Social Mood Conference | Socionomics Foundation

By C.W. Smith | July 10, 2012

Yahoo! Finance recently republished Alan Hall’s article from the June issue of The Socionomist, “Social Mood is the Real Governor of the Federal Reserve.”  It tells a surprising story very few people have heard.

For over two decades, EWI has observed a correlation between interest rates set by the market and those set by the U.S. Federal Reserve.  As Hall’s article says,

The link we identified—that the market leads and the Fed follows, not the reverse—continues to hold.

And today there’s new evidence that helps explain the “why” behind this correlation—namely social mood’s influence on the Fed.  Hall dug through transcripts from the Federal Reserve’s meetings and discovered that during periods of positive social mood, laughter and the Fed went hand-in-hand.

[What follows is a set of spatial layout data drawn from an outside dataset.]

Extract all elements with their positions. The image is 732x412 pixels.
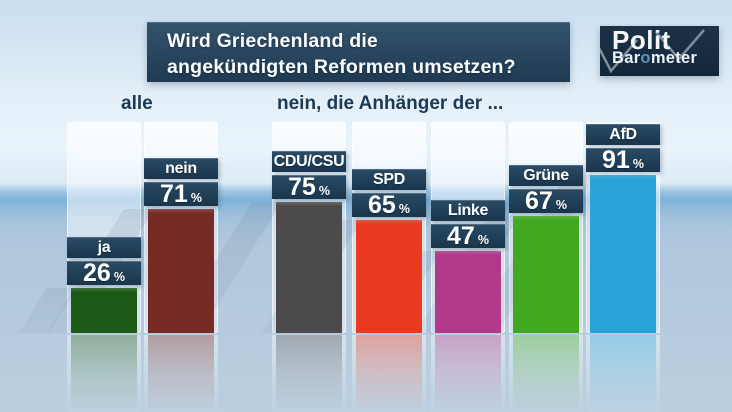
bar-name-badge: nein bbox=[144, 158, 218, 179]
bar-linke bbox=[435, 251, 501, 333]
bar-column-nein: nein 71% bbox=[46, 122, 218, 412]
bar-labels: CDU/CSU 75% bbox=[272, 151, 346, 200]
bar-labels: ja 26% bbox=[67, 237, 141, 286]
bar-reflection bbox=[509, 335, 583, 412]
bar-column-cdu-csu: CDU/CSU 75% bbox=[170, 122, 346, 412]
bar-afd bbox=[590, 175, 656, 333]
bar-ja bbox=[71, 288, 137, 333]
bar-column-linke: Linke 47% bbox=[359, 122, 505, 412]
bar-name-badge: Linke bbox=[431, 200, 505, 221]
bar-value-badge: 67% bbox=[509, 189, 583, 214]
politbarometer-logo: Polit Barometer bbox=[600, 26, 719, 76]
bar-reflection bbox=[586, 335, 660, 412]
bar-value-badge: 91% bbox=[586, 148, 660, 173]
bar-labels: Linke 47% bbox=[431, 200, 505, 249]
bar-value-badge: 71% bbox=[144, 182, 218, 207]
bar-reflection bbox=[144, 335, 218, 412]
bar-value-badge: 75% bbox=[272, 175, 346, 200]
bar-column-afd: AfD 91% bbox=[467, 122, 660, 412]
bar-reflection bbox=[272, 335, 346, 412]
bar-value-badge: 26% bbox=[67, 261, 141, 286]
bar-labels: nein 71% bbox=[144, 158, 218, 207]
bar-column-ja: ja 26% bbox=[18, 122, 141, 412]
bar-value-badge: 65% bbox=[352, 193, 426, 218]
bar-spd bbox=[356, 220, 422, 333]
question-box: Wird Griechenland die angekündigten Refo… bbox=[147, 22, 570, 82]
bar-reflection bbox=[352, 335, 426, 412]
bar-gruene bbox=[513, 216, 579, 333]
question-line1: Wird Griechenland die bbox=[167, 30, 378, 52]
bar-column-spd: SPD 65% bbox=[261, 122, 426, 412]
bar-labels: AfD 91% bbox=[586, 124, 660, 173]
bar-name-badge: AfD bbox=[586, 124, 660, 145]
bar-reflection bbox=[67, 335, 141, 412]
group-label-alle: alle bbox=[121, 93, 153, 114]
bar-value-badge: 47% bbox=[431, 224, 505, 249]
bar-name-badge: SPD bbox=[352, 169, 426, 190]
group-label-supporters: nein, die Anhänger der ... bbox=[277, 93, 504, 114]
checkmark-icon bbox=[600, 29, 705, 74]
bar-reflection bbox=[431, 335, 505, 412]
bar-name-badge: ja bbox=[67, 237, 141, 258]
question-line2: angekündigten Reformen umsetzen? bbox=[167, 56, 516, 78]
bar-cdu-csu bbox=[276, 202, 342, 333]
bar-chart: ja 26% nein 71% CDU/CSU 75% bbox=[0, 122, 732, 412]
logo-text-polit: Polit bbox=[612, 26, 671, 55]
bar-labels: SPD 65% bbox=[352, 169, 426, 218]
bar-nein bbox=[148, 209, 214, 333]
bar-column-gruene: Grüne 67% bbox=[415, 122, 583, 412]
bar-name-badge: Grüne bbox=[509, 165, 583, 186]
logo-text-barometer: Barometer bbox=[612, 49, 698, 67]
bar-name-badge: CDU/CSU bbox=[272, 151, 346, 172]
bar-labels: Grüne 67% bbox=[509, 165, 583, 214]
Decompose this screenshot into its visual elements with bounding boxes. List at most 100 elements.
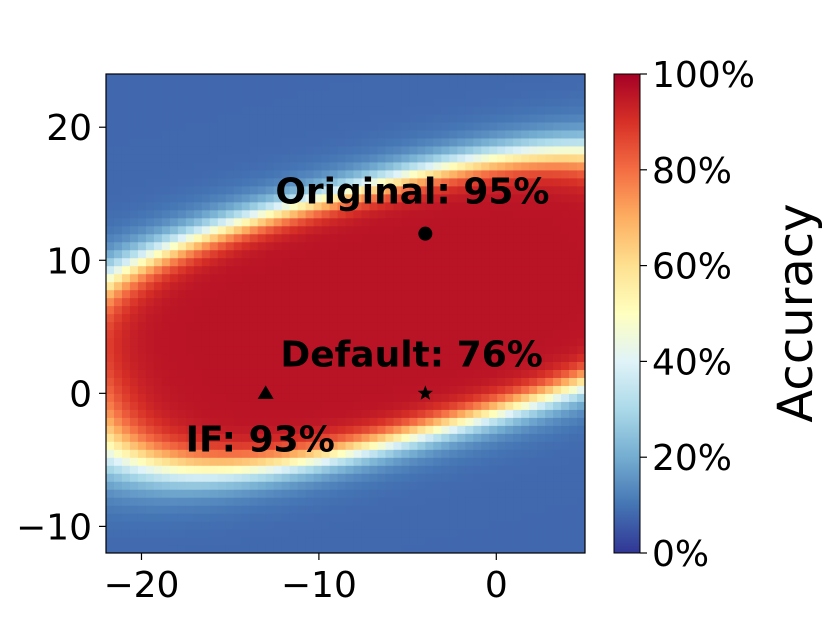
heatmap-cell xyxy=(425,505,434,514)
heatmap-cell xyxy=(281,441,291,450)
heatmap-cell xyxy=(337,321,347,331)
heatmap-cell xyxy=(409,441,418,450)
heatmap-cell xyxy=(433,473,442,482)
heatmap-cell xyxy=(257,425,267,434)
heatmap-cell xyxy=(169,393,179,402)
heatmap-cell xyxy=(345,385,355,394)
heatmap-cell xyxy=(345,521,355,530)
heatmap-cell xyxy=(305,201,315,211)
heatmap-cell xyxy=(265,297,275,307)
heatmap-cell xyxy=(353,97,363,107)
heatmap-cell xyxy=(153,409,163,418)
heatmap-cell xyxy=(121,361,131,370)
heatmap-cell xyxy=(225,369,235,378)
heatmap-cell xyxy=(449,489,458,498)
heatmap-cell xyxy=(521,89,530,99)
heatmap-cell xyxy=(273,241,283,251)
heatmap-cell xyxy=(265,505,275,514)
heatmap-cell xyxy=(185,361,195,370)
heatmap-cell xyxy=(417,145,426,155)
heatmap-cell xyxy=(417,209,426,219)
heatmap-cell xyxy=(113,201,123,211)
heatmap-cell xyxy=(449,521,458,530)
heatmap-cell xyxy=(241,201,251,211)
heatmap-cell xyxy=(577,353,585,362)
heatmap-cell xyxy=(513,225,522,235)
heatmap-cell xyxy=(537,513,546,522)
heatmap-cell xyxy=(249,257,259,267)
heatmap-cell xyxy=(345,249,355,259)
heatmap-cell xyxy=(449,353,458,362)
heatmap-cell xyxy=(417,513,426,522)
heatmap-cell xyxy=(273,481,283,490)
heatmap-cell xyxy=(161,545,171,553)
heatmap-cell xyxy=(545,441,554,450)
heatmap-cell xyxy=(537,153,546,163)
heatmap-cell xyxy=(561,497,570,506)
heatmap-cell xyxy=(169,169,179,179)
heatmap-cell xyxy=(553,545,562,553)
heatmap-cell xyxy=(545,169,554,179)
heatmap-cell xyxy=(497,129,506,139)
heatmap-cell xyxy=(145,241,155,251)
heatmap-cell xyxy=(449,145,458,155)
heatmap-cell xyxy=(481,193,490,203)
heatmap-cell xyxy=(137,369,147,378)
heatmap-cell xyxy=(529,417,538,426)
heatmap-cell xyxy=(153,249,163,259)
heatmap-cell xyxy=(289,74,299,83)
heatmap-cell xyxy=(409,401,418,410)
heatmap-cell xyxy=(265,137,275,147)
heatmap-cell xyxy=(425,289,434,299)
heatmap-cell xyxy=(441,545,450,553)
heatmap-cell xyxy=(185,297,195,307)
heatmap-cell xyxy=(201,74,211,83)
heatmap-cell xyxy=(177,521,187,530)
heatmap-cell xyxy=(249,449,259,458)
heatmap-cell xyxy=(473,305,482,315)
heatmap-cell xyxy=(353,337,363,347)
heatmap-cell xyxy=(249,457,259,466)
heatmap-cell xyxy=(521,441,530,450)
heatmap-cell xyxy=(249,329,259,339)
heatmap-cell xyxy=(297,97,307,107)
heatmap-cell xyxy=(433,201,442,211)
heatmap-cell xyxy=(201,273,211,283)
heatmap-cell xyxy=(345,457,355,466)
heatmap-cell xyxy=(161,81,171,91)
heatmap-cell xyxy=(489,177,498,187)
heatmap-cell xyxy=(569,89,578,99)
heatmap-cell xyxy=(185,305,195,315)
heatmap-cell xyxy=(273,545,283,553)
heatmap-cell xyxy=(369,201,379,211)
heatmap-cell xyxy=(569,353,578,362)
heatmap-cell xyxy=(297,449,307,458)
heatmap-cell xyxy=(529,481,538,490)
heatmap-cell xyxy=(241,409,251,418)
heatmap-cell xyxy=(185,513,195,522)
heatmap-cell xyxy=(193,537,203,546)
heatmap-cell xyxy=(329,345,339,355)
heatmap-cell xyxy=(329,89,339,99)
heatmap-cell xyxy=(577,217,585,227)
heatmap-cell xyxy=(353,457,363,466)
heatmap-cell xyxy=(161,74,171,83)
heatmap-cell xyxy=(305,113,315,123)
heatmap-cell xyxy=(569,433,578,442)
heatmap-cell xyxy=(129,465,139,474)
heatmap-cell xyxy=(473,433,482,442)
heatmap-cell xyxy=(377,545,387,553)
heatmap-cell xyxy=(225,177,235,187)
heatmap-cell xyxy=(345,105,355,115)
heatmap-cell xyxy=(257,505,267,514)
heatmap-cell xyxy=(569,233,578,243)
heatmap-cell xyxy=(369,321,379,331)
marker-if xyxy=(257,385,274,399)
heatmap-cell xyxy=(385,329,394,339)
heatmap-cell xyxy=(441,113,450,123)
heatmap-cell xyxy=(489,313,498,323)
heatmap-cell xyxy=(433,377,442,386)
heatmap-cell xyxy=(305,345,315,355)
heatmap-cell xyxy=(161,385,171,394)
heatmap-cell xyxy=(393,201,402,211)
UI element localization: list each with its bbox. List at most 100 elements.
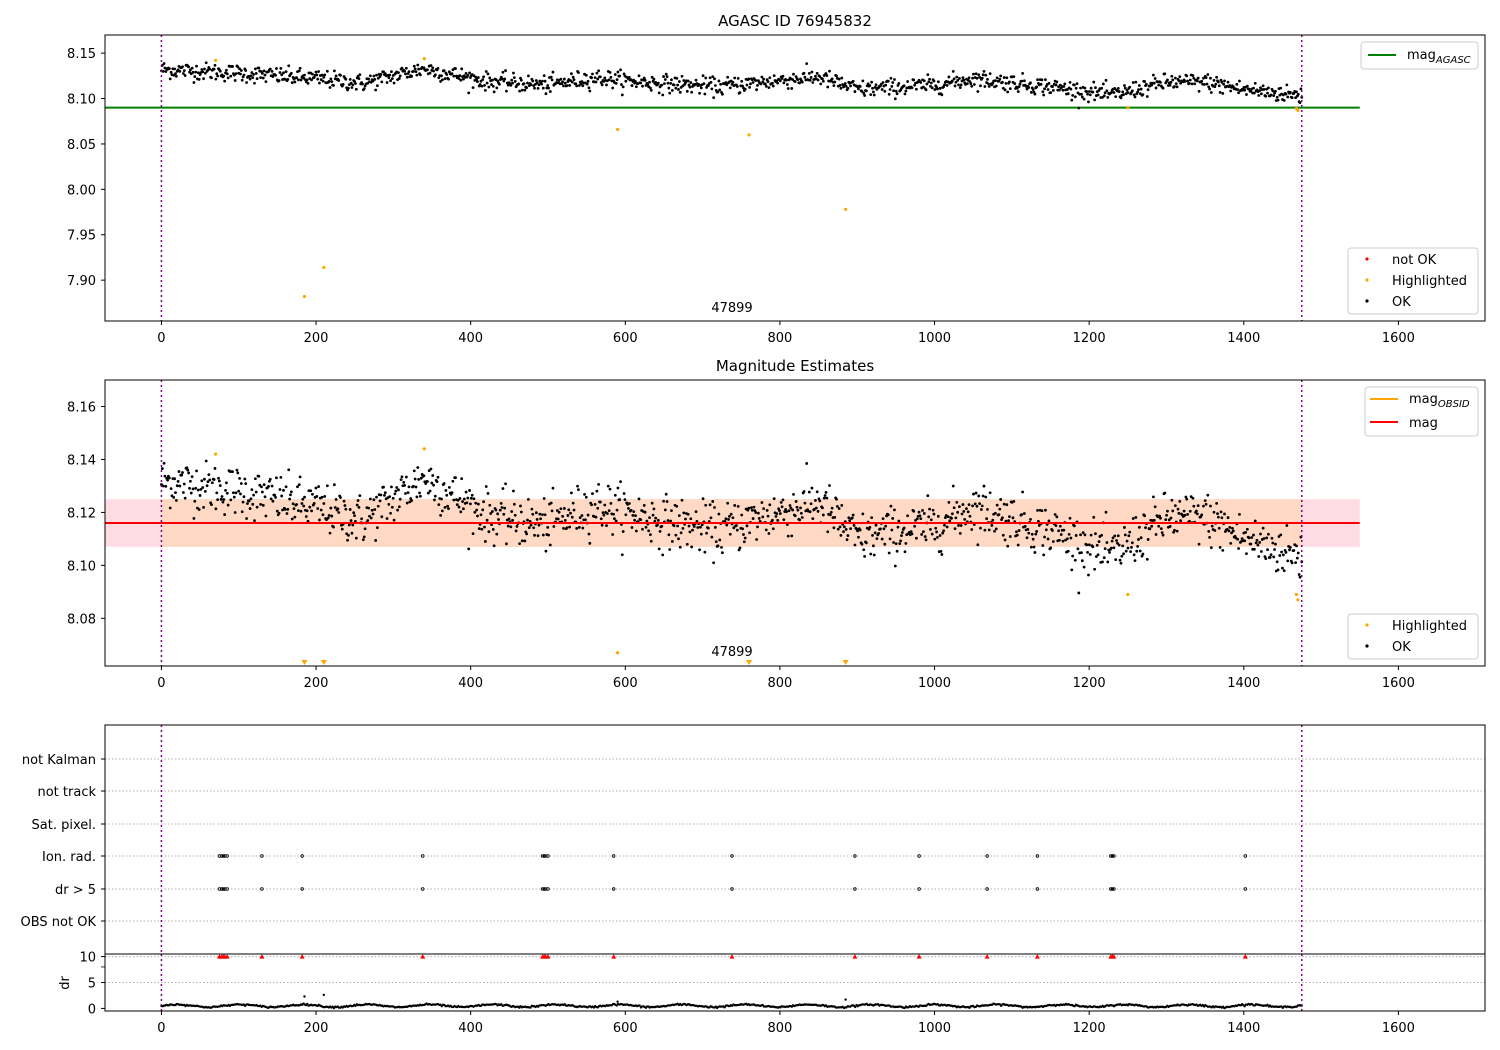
ok-point — [512, 502, 516, 506]
ok-point — [369, 516, 373, 520]
flag-marker — [220, 854, 224, 858]
ok-point — [390, 505, 394, 509]
ok-point — [431, 66, 435, 70]
ok-point — [745, 524, 749, 528]
ok-point — [562, 527, 565, 530]
ok-point — [1145, 95, 1149, 98]
ok-point — [1006, 90, 1010, 94]
ok-point — [215, 491, 219, 495]
ok-point — [284, 485, 288, 489]
ok-point — [982, 484, 986, 488]
ok-point — [199, 487, 203, 491]
ok-point — [411, 70, 415, 73]
ok-point — [501, 487, 505, 490]
ok-point — [900, 534, 903, 537]
ok-point — [1006, 544, 1010, 548]
ok-point — [326, 516, 330, 520]
ok-point — [1082, 97, 1086, 101]
ok-point — [520, 539, 524, 543]
ok-point — [333, 506, 337, 509]
ok-point — [1026, 528, 1030, 531]
ok-point — [805, 462, 809, 465]
magnitude-panel: Magnitude Estimates 0 200 400 600 800 1000 120… — [67, 357, 1486, 691]
ok-point — [475, 508, 478, 512]
ok-point — [835, 504, 839, 508]
ok-point — [587, 532, 591, 536]
ok-point — [986, 77, 989, 81]
ok-point — [1138, 92, 1142, 96]
x-tick-label: 0 — [157, 676, 165, 691]
ok-point — [1031, 537, 1035, 541]
ok-point — [1195, 509, 1198, 513]
ok-point — [1164, 518, 1168, 522]
ok-point — [367, 506, 371, 510]
ok-point — [979, 508, 983, 511]
ok-point — [1005, 76, 1009, 80]
ok-point — [1132, 553, 1136, 557]
ok-point — [877, 531, 881, 535]
ok-point — [893, 564, 897, 568]
ok-point — [299, 509, 303, 513]
ok-point — [1022, 512, 1026, 515]
ok-point — [532, 526, 536, 530]
ok-point — [650, 501, 654, 505]
ok-point — [174, 74, 178, 78]
ok-point — [379, 73, 383, 76]
ok-point — [590, 503, 593, 507]
x-tick-label: 1400 — [1227, 1021, 1260, 1036]
ok-point — [160, 467, 164, 470]
ok-point — [909, 530, 913, 534]
ok-point — [1249, 542, 1253, 546]
ok-point — [1252, 91, 1256, 95]
ok-point — [300, 502, 304, 505]
ok-point — [1186, 79, 1190, 83]
ok-point — [285, 512, 289, 515]
ok-point — [1112, 546, 1116, 550]
ok-point — [933, 537, 937, 541]
ok-point — [1221, 92, 1225, 95]
ok-point — [1137, 525, 1141, 529]
ok-point — [162, 461, 166, 465]
ok-point — [1129, 550, 1132, 553]
ok-point — [621, 530, 625, 533]
ok-point — [891, 517, 895, 520]
ok-point — [410, 74, 414, 78]
ok-point — [1193, 82, 1197, 86]
ok-point — [513, 513, 517, 517]
ok-point — [1053, 513, 1057, 516]
ok-point — [974, 491, 978, 495]
ok-point — [904, 89, 908, 93]
ok-point — [550, 78, 554, 82]
ok-point — [972, 492, 975, 496]
ok-point — [615, 78, 619, 82]
ok-point — [481, 78, 485, 81]
ok-point — [413, 477, 417, 481]
ok-point — [296, 78, 300, 82]
flag-marker — [917, 887, 921, 891]
ok-point — [575, 526, 579, 530]
ok-point — [274, 495, 277, 499]
ok-point — [484, 485, 488, 488]
ok-point — [242, 495, 246, 499]
ok-point — [847, 516, 851, 520]
ok-point — [495, 86, 499, 90]
legend-mag-obsid-label: magOBSID — [1409, 392, 1470, 410]
ok-point — [1253, 519, 1257, 523]
ok-point — [1121, 544, 1125, 548]
legend-mag-agasc-main: mag — [1407, 48, 1436, 63]
ok-point — [614, 81, 618, 85]
ok-point — [415, 73, 419, 77]
legend-highlighted-label: Highlighted — [1392, 274, 1467, 289]
ok-point — [883, 89, 887, 93]
ok-point — [979, 84, 982, 88]
dr-point — [529, 1006, 532, 1009]
ok-point — [225, 491, 229, 495]
ok-point — [665, 75, 669, 79]
ok-point — [487, 530, 491, 534]
ok-point — [465, 501, 469, 505]
ok-point — [1104, 510, 1108, 514]
ok-point — [192, 81, 196, 84]
ok-point — [1235, 82, 1239, 86]
ok-point — [781, 498, 785, 502]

Consider this exchange and comment from Hall’s article:

MR. HOSKINS:  You’re probably all waiting for my stainless steel strip index, but I’m not going to give it to you because I’ve latched onto a new one:  the Smuckers Index!  I had a chance to talk with Paul Smucker, an elderly gentleman who has been through many business cycles and he told me that apple butter sales remain relatively soft and that’s a good sign because during deep recessions apple butter sales soar.  [Laughter]  So, I’ll be reporting to you on apple butter.

CHAIRMAN GREENSPAN:  It sounds to me as though business is in a jam!  [Laughter/ hoots]

The Fed’s mirth trended higher for the next 15 years as social mood shot toward a historic positive extreme.

Positive social mood kept the Federal Reserve laughing all the way into the 2000s and the extreme price trend of the real-estate bubble.  But…

Approaching the peak of the housing bubble, the Fed was in an especially jovial and confident mood, unaware that a huge stock-market crash lay just ahead.”

“Socionomics not only explains why the Fed was so jolly at these peak [laughter] times but also has great practical utility in using such observations in real time to predict a change of social trend.

Most people don’t know that the Fed follows the market, so they don’t even ask why.  We offer the complete explanation.